As distribuidoras de energia receberam em janeiro 1.228 pedidos de adesão à tarifa branca, programa que permite ao consumidor pagar mais barato pela energia consumida fora do horário de pico.

Esse número representa apenas 0,027% dos 4,5 milhões de consumidores aptos a participar em 2018, primeira fase do programa. 

A tarifa branca começou a vigorar em janeiro e, até o momento, as distribuidoras só possuem o balanço de adesões daquele mês.
Como funciona?

O sistema foi criado para incentivar a redução do consumo de energia nos horários de grande demanda e, assim, reduzir a necessidade de investimentos no setor elétrico e de acionamento de termelétricas.

Pelo sistema convencional, o custo da energia é o mesmo para o consumidor, independente do horário em que ela é usada. Já quem adere à tarifa branca passa a pagar um preço mais baixo que o da tarifa convencional pela eletricidade consumida nos horários de baixa demanda – esse horário diferente para cada distribuidora mas varia, mais ou menos, entre 18h e 21h.

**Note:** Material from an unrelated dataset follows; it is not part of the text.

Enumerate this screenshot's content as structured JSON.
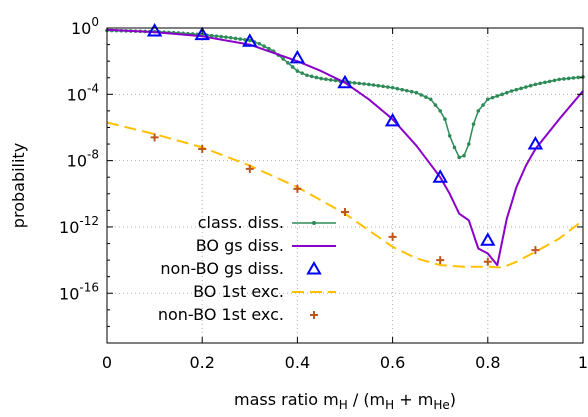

Por outro lado, quando consumida dentro do horário de alta demanda, o custo da energia é mais alto que o da tarifa convencional.

A liberação das adesões à tarifa branca está sendo feita de maneira progressiva. Veja o cronograma:

2018: quem consome mais que 500 kWh por mês.

A partir de janeiro de 2019: quem consome mais que 250 kWh/mês.

A partir de janeiro de 2020: todos os consumidores residenciais e de comércio terão acesso à tarifa branca, exceto os de baixa renda, que hoje têm tarifa subsidiada e não teriam vantagem com a mudança.